As far as being a father (and a mother) is concerned, Kisaka runs the whole shebang: he cleans the house, makes the bed, cooks, prepares showers, feeds the girl (if need be), takes her to hospital, plays with her and tucks her into bed at night.

“We hang out. We walk and have conversations. I listen to her. We play together. And I am her swimming teacher,” Kisaka says.

We asked the young girl what she felt living with her father. With childish shyness, she said, “I am happy with daddy.”

Kisaka paints the portrait of a modern father. A few decades ago he would have been considered a laughing stock.

“People would have asked such a man, ‘What is wrong with you?’” says Catherine Mbau, a psychologist, adding that a father’s most important job was seen as financial provision to the family, while the mother did the caregiving.

Yet, Mbau notes, the nurturing instinct forms a stronger bond and relationship between fathers and their children.

Nurturing instinct forms a stronger bond. [Courtesy]

“A child identifies with the person who takes care of them from the time they are born. They see you care for them. They see you change their diapers. They see you feed them and play with them,” Mbau says.

Simon Mwangi, a father of four girls and a boy, has had to parent by himself since 2011 when he lost his wife to cancer.

“I made the decision to focus on raising my children by myself because, as grieving children, I did not want to change their familiarity.

“I can give myself a 70 per cent. I am proud of what we have achieved as a family. I had to deny myself and double my efforts to be there with them and for them.

Needs and demands

“A child has emotional, spiritual, mental, physical and psychological needs. My job was to be present and provide these as best as I could. I got a house assistant to help me with the mechanics of keeping the home clean and so on. But the actual parenting I did it by myself,” he says.
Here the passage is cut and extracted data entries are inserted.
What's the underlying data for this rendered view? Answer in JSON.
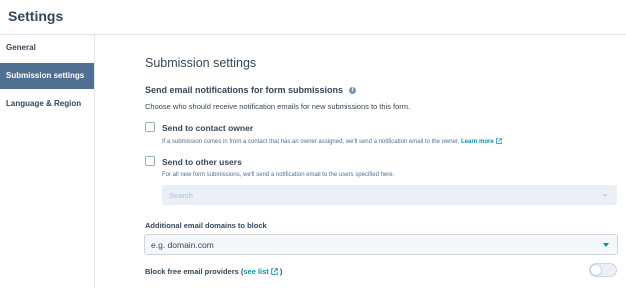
{
  "header": {
    "title": "Settings"
  },
  "sidebar": {
    "items": [
      {
        "label": "General",
        "active": false
      },
      {
        "label": "Submission settings",
        "active": true
      },
      {
        "label": "Language & Region",
        "active": false
      }
    ]
  },
  "main": {
    "title": "Submission settings",
    "notifications": {
      "heading": "Send email notifications for form submissions",
      "description": "Choose who should receive notification emails for new submissions to this form.",
      "options": [
        {
          "label": "Send to contact owner",
          "checked": false,
          "description": "If a submission comes in from a contact that has an owner assigned, we'll send a notification email to the owner.",
          "link": "Learn more"
        },
        {
          "label": "Send to other users",
          "checked": false,
          "description": "For all new form submissions, we'll send a notification email to the users specified here."
        }
      ],
      "users_search": {
        "placeholder": "Search",
        "disabled": true
      }
    },
    "block_domains": {
      "label": "Additional email domains to block",
      "placeholder": "e.g. domain.com"
    },
    "block_free": {
      "label_prefix": "Block free email providers (",
      "link": "see list",
      "label_suffix": ")",
      "enabled": false
    }
  },
  "colors": {
    "text": "#33475b",
    "sidebar_active": "#516f90",
    "link": "#0091ae",
    "border": "#cbd6e2"
  }
}
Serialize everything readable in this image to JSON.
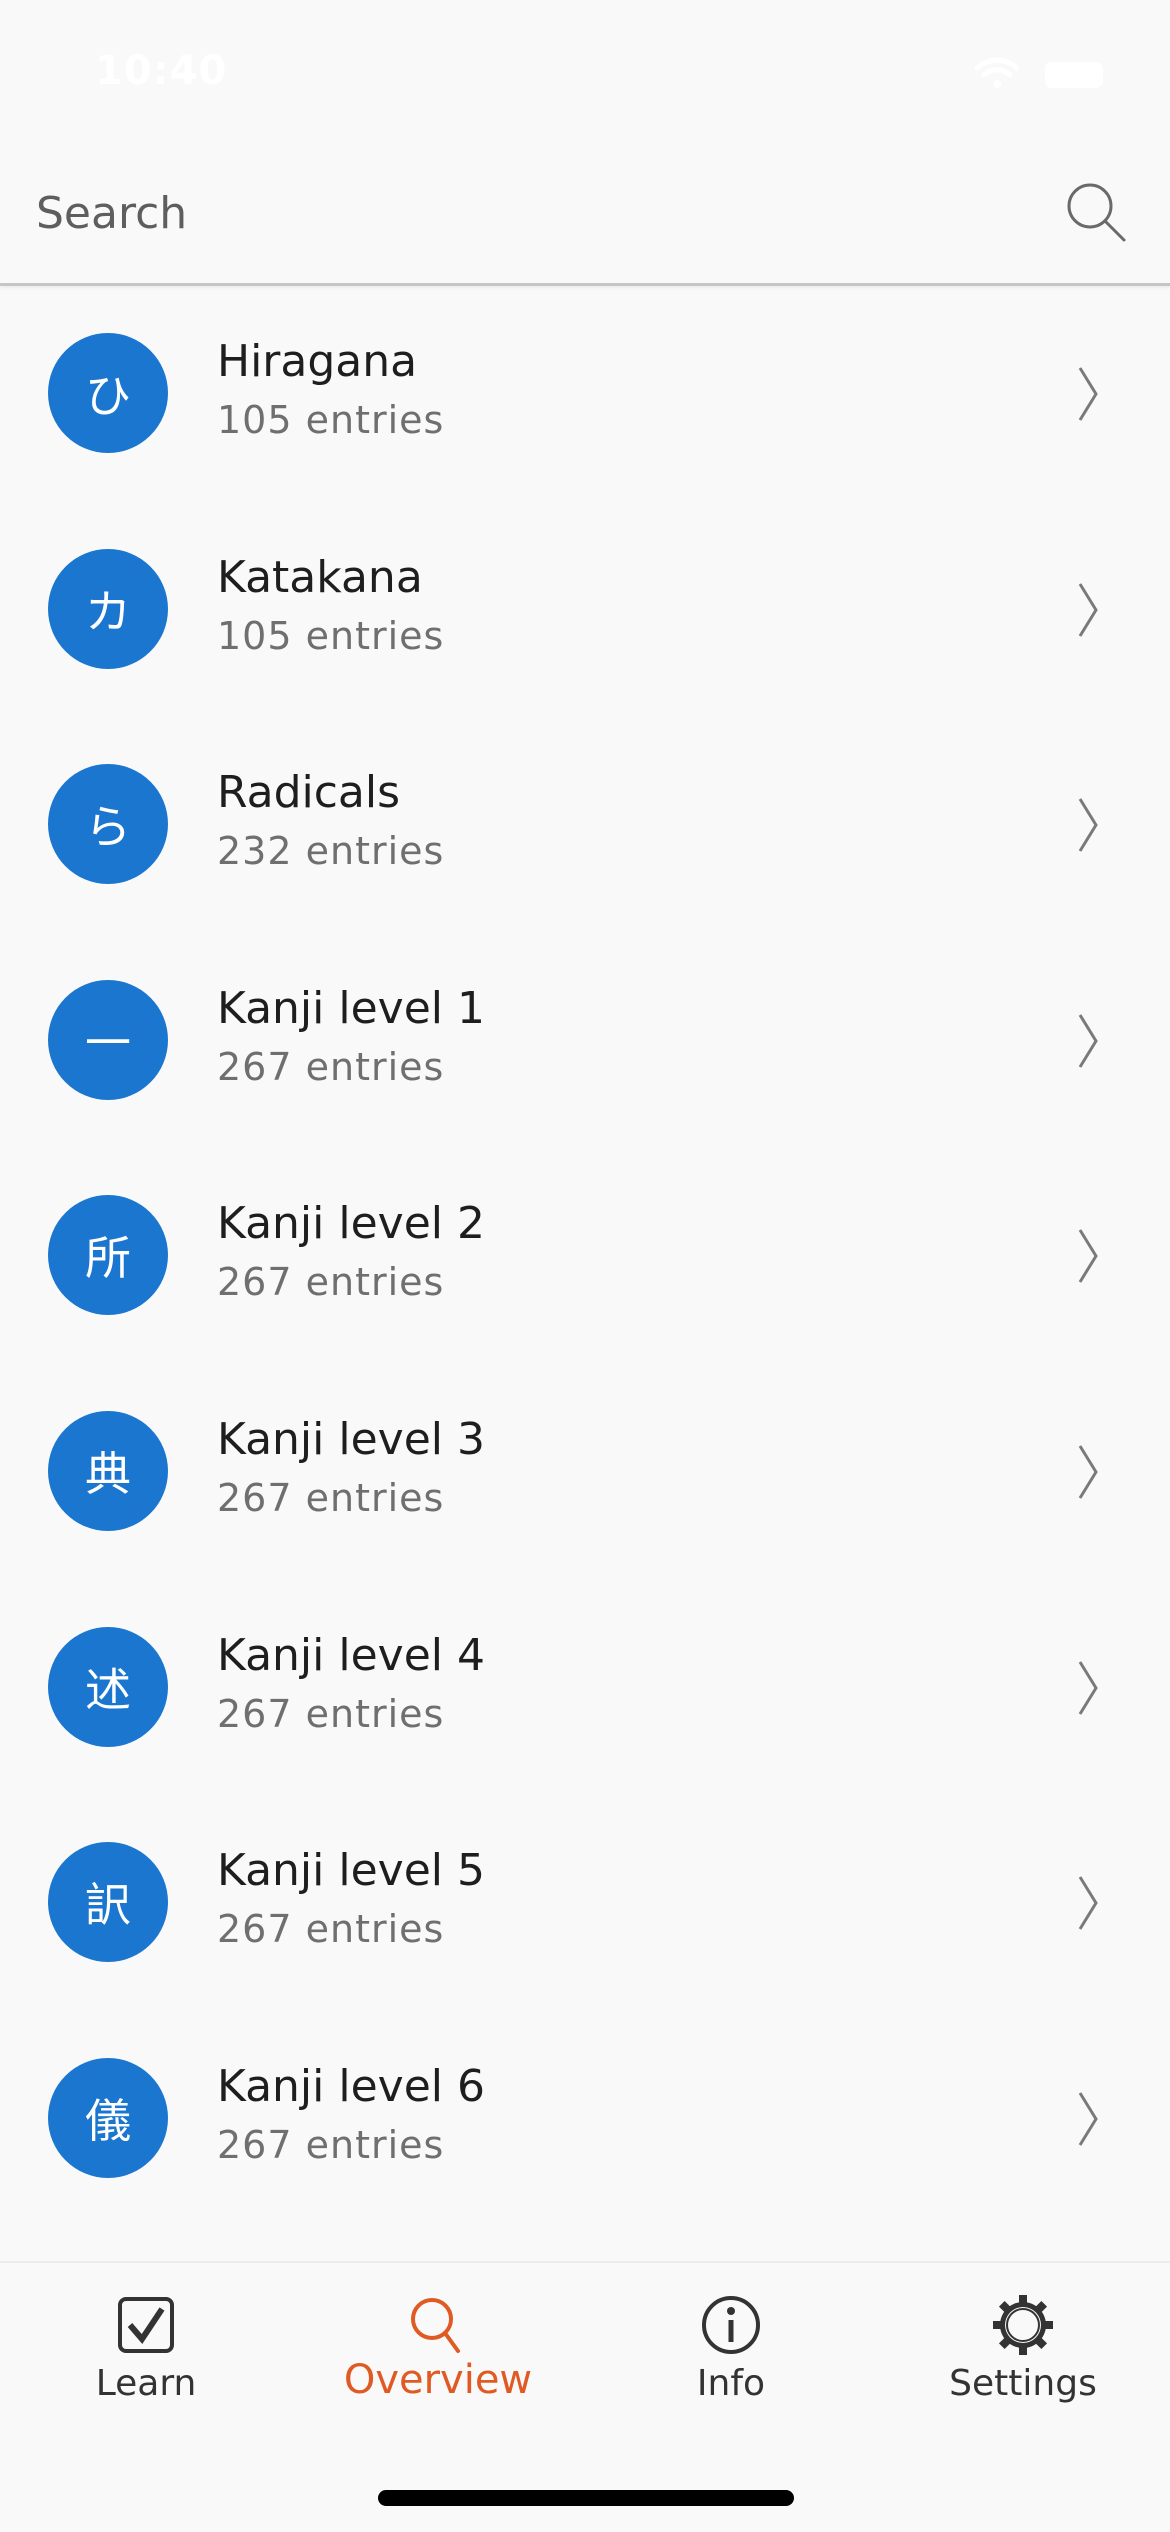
{
  "status_bar": {
    "time": "10:40",
    "wifi_icon": "wifi-icon",
    "battery_icon": "battery-icon"
  },
  "search": {
    "placeholder": "Search",
    "value": "",
    "icon": "search-icon"
  },
  "list": {
    "avatar_color": "#1b76d0",
    "items": [
      {
        "glyph": "ひ",
        "title": "Hiragana",
        "subtitle": "105 entries"
      },
      {
        "glyph": "カ",
        "title": "Katakana",
        "subtitle": "105 entries"
      },
      {
        "glyph": "ら",
        "title": "Radicals",
        "subtitle": "232 entries"
      },
      {
        "glyph": "一",
        "title": "Kanji level 1",
        "subtitle": "267 entries"
      },
      {
        "glyph": "所",
        "title": "Kanji level 2",
        "subtitle": "267 entries"
      },
      {
        "glyph": "典",
        "title": "Kanji level 3",
        "subtitle": "267 entries"
      },
      {
        "glyph": "述",
        "title": "Kanji level 4",
        "subtitle": "267 entries"
      },
      {
        "glyph": "訳",
        "title": "Kanji level 5",
        "subtitle": "267 entries"
      },
      {
        "glyph": "儀",
        "title": "Kanji level 6",
        "subtitle": "267 entries"
      }
    ]
  },
  "tab_bar": {
    "active_color": "#e05a24",
    "tabs": [
      {
        "label": "Learn",
        "icon": "checkbox-checked-icon",
        "active": false
      },
      {
        "label": "Overview",
        "icon": "search-icon",
        "active": true
      },
      {
        "label": "Info",
        "icon": "info-icon",
        "active": false
      },
      {
        "label": "Settings",
        "icon": "gear-icon",
        "active": false
      }
    ]
  }
}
Mwangi, the associate pastor at Parklands Baptist Church, had to balance work and being a father as well as a mother.

He says he remained hands-on with the children even as the girls transitioned through puberty and into adulthood: choosing to engage trustworthy female figures like aunties whenever it was necessary.

A growing body of research is transforming our understanding of how this kind of hands-on approach to fatherhood is important for the child’s growth and development.
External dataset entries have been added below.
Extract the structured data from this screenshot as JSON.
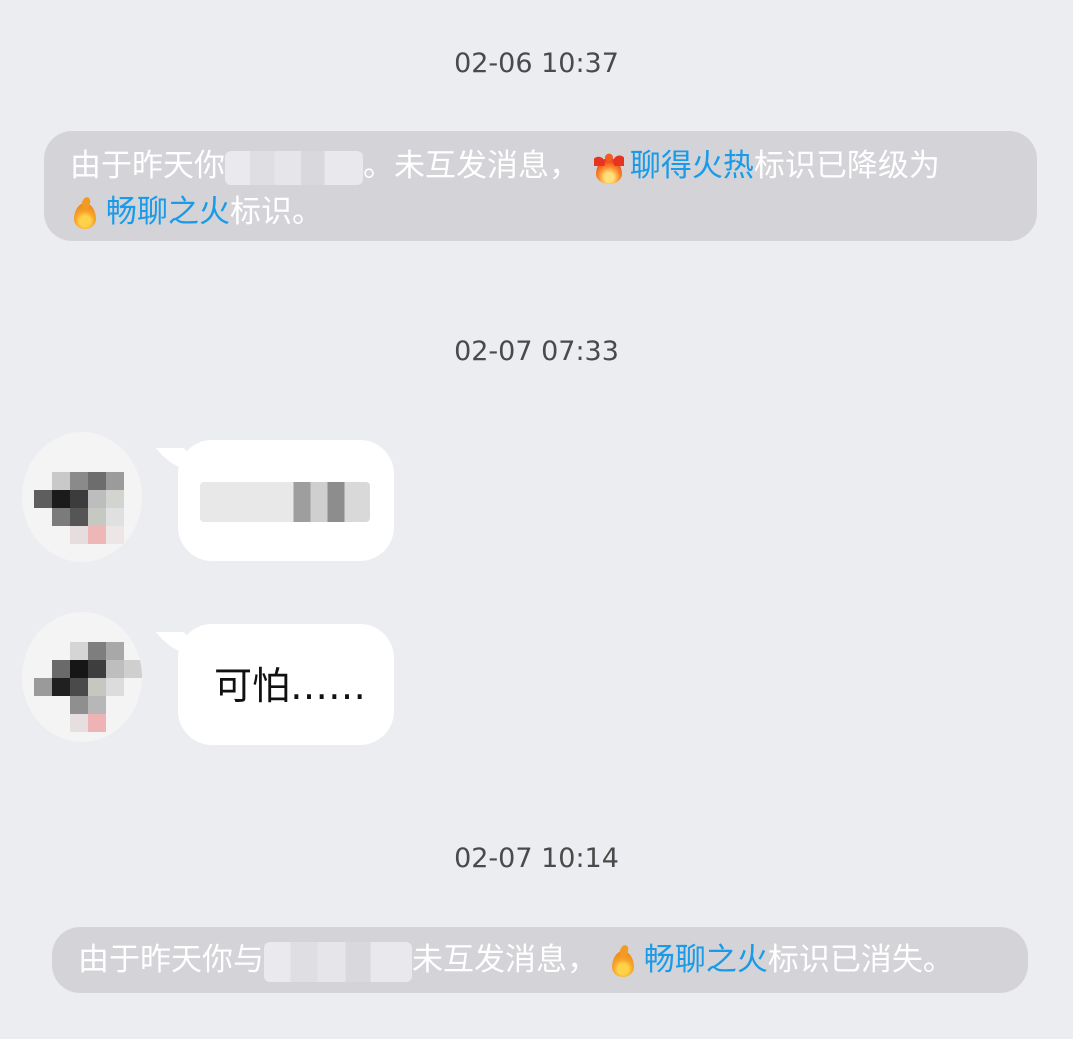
{
  "timestamps": {
    "t1": "02-06 10:37",
    "t2": "02-07 07:33",
    "t3": "02-07 10:14"
  },
  "system_messages": [
    {
      "line1_prefix": "由于昨天你",
      "line1_middle": "。未互发消息，",
      "line1_link": "聊得火热",
      "line1_suffix": "标识已降级为",
      "line2_link": "畅聊之火",
      "line2_suffix": "标识。",
      "icons": [
        "hot-chat-flame-icon",
        "chat-flame-icon"
      ]
    },
    {
      "prefix": "由于昨天你与",
      "middle": "未互发消息，",
      "link": "畅聊之火",
      "suffix": "标识已消失。",
      "icons": [
        "chat-flame-icon"
      ]
    }
  ],
  "messages": [
    {
      "sender": "contact",
      "text": "",
      "redacted": true
    },
    {
      "sender": "contact",
      "text": "可怕……",
      "redacted": false
    }
  ],
  "colors": {
    "background": "#ecedf1",
    "system_bubble": "#d3d3d8",
    "link": "#1a9be8",
    "bubble": "#ffffff"
  }
}
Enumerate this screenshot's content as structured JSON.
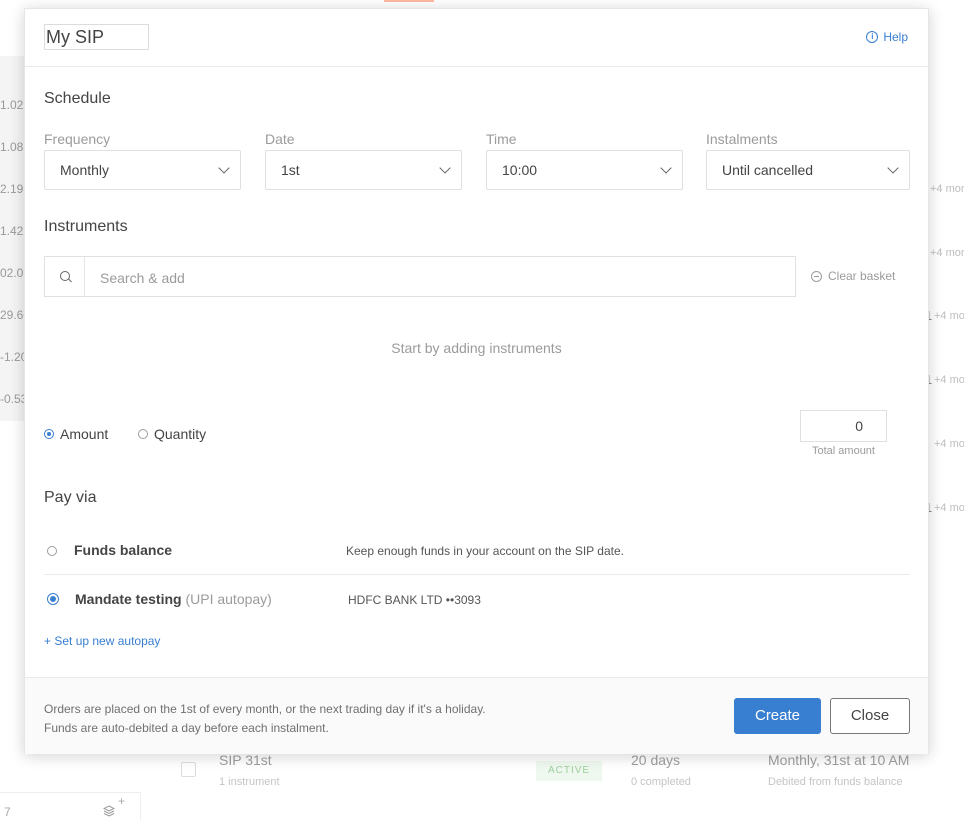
{
  "background": {
    "left_values": [
      "1.02",
      "1.08",
      "2.19",
      "1.42",
      "02.09",
      "29.60",
      "-1.20",
      "-0.53"
    ],
    "right_notes": [
      "+4 more",
      "+4 more",
      "+4 mo",
      "+4 mo",
      "+4 mo",
      "+4 mo"
    ],
    "right_counts": [
      "1",
      "1",
      "1"
    ],
    "row": {
      "name": "SIP 31st",
      "sub": "1 instrument",
      "status": "ACTIVE",
      "days": "20 days",
      "days_sub": "0 completed",
      "frequency": "Monthly, 31st at 10 AM",
      "frequency_sub": "Debited from funds balance"
    },
    "footer_count": "7",
    "footer_plus": "+"
  },
  "modal": {
    "title": "My SIP",
    "help_label": "Help",
    "schedule": {
      "heading": "Schedule",
      "frequency": {
        "label": "Frequency",
        "value": "Monthly"
      },
      "date": {
        "label": "Date",
        "value": "1st"
      },
      "time": {
        "label": "Time",
        "value": "10:00"
      },
      "instalments": {
        "label": "Instalments",
        "value": "Until cancelled"
      }
    },
    "instruments": {
      "heading": "Instruments",
      "search_placeholder": "Search & add",
      "clear_label": "Clear basket",
      "empty_text": "Start by adding instruments"
    },
    "mode": {
      "amount_label": "Amount",
      "quantity_label": "Quantity",
      "selected": "Amount",
      "total_value": "0",
      "total_label": "Total amount"
    },
    "pay_via": {
      "heading": "Pay via",
      "options": [
        {
          "name": "Funds balance",
          "tag": "",
          "description": "Keep enough funds in your account on the SIP date.",
          "selected": false
        },
        {
          "name": "Mandate testing",
          "tag": "(UPI autopay)",
          "description": "HDFC BANK LTD ••3093",
          "selected": true
        }
      ],
      "setup_link": "+ Set up new autopay"
    },
    "footer": {
      "note_line1": "Orders are placed on the 1st of every month, or the next trading day if it's a holiday.",
      "note_line2": "Funds are auto-debited a day before each instalment.",
      "create_label": "Create",
      "close_label": "Close"
    }
  },
  "colors": {
    "accent": "#387ed1",
    "text": "#444444",
    "muted": "#9b9b9b",
    "status_active": "#9fcf9f"
  }
}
A study published in the Infant Health Journal in 2017, authored by Vaheshta Sethna and Emily Perry, found that babies with emotionally engaged fathers have better cognitive development as toddlers and are less likely to have behavioural problems later on.

These children also tend to be more satisfied with life and have better relationships with teachers and other children.

Simon Mbevi, the Executive Director at Transform Nations and author of Dad is Destiny, says that a father’s role in a child’s life cannot be overemphasised.

A father’s role in a child’s life cannot be overemphasised. [Courtesy]

According to Mbevi, the role of a father can be summarized in five Ps: present, provider, protector, priest and prophet.

“Present means creating time to play and interact. Provision comes in different forms such as materially and also emotionally. Protection is physical, social (in their relationships) – or anything that would cause them harm.

“As a priest, the father teaches values – what is wrong and what is right. And lastly, as a prophet, children look up to dad to affirm them in their identity and purpose. Research shows that children become a lot more what their father tells them,” Mbevi explains.

Of all the five, he notes, being present matters most because it is a precursor to the other four.

Kisaka, 44, a consultant says his work allows him flexibility to be present in the lives of his children.

“For me, to be a father means to be available whenever your child needs you; being consciously committed to help this child go through life, and teaching them how to figure out their future lives,” Kisaka says.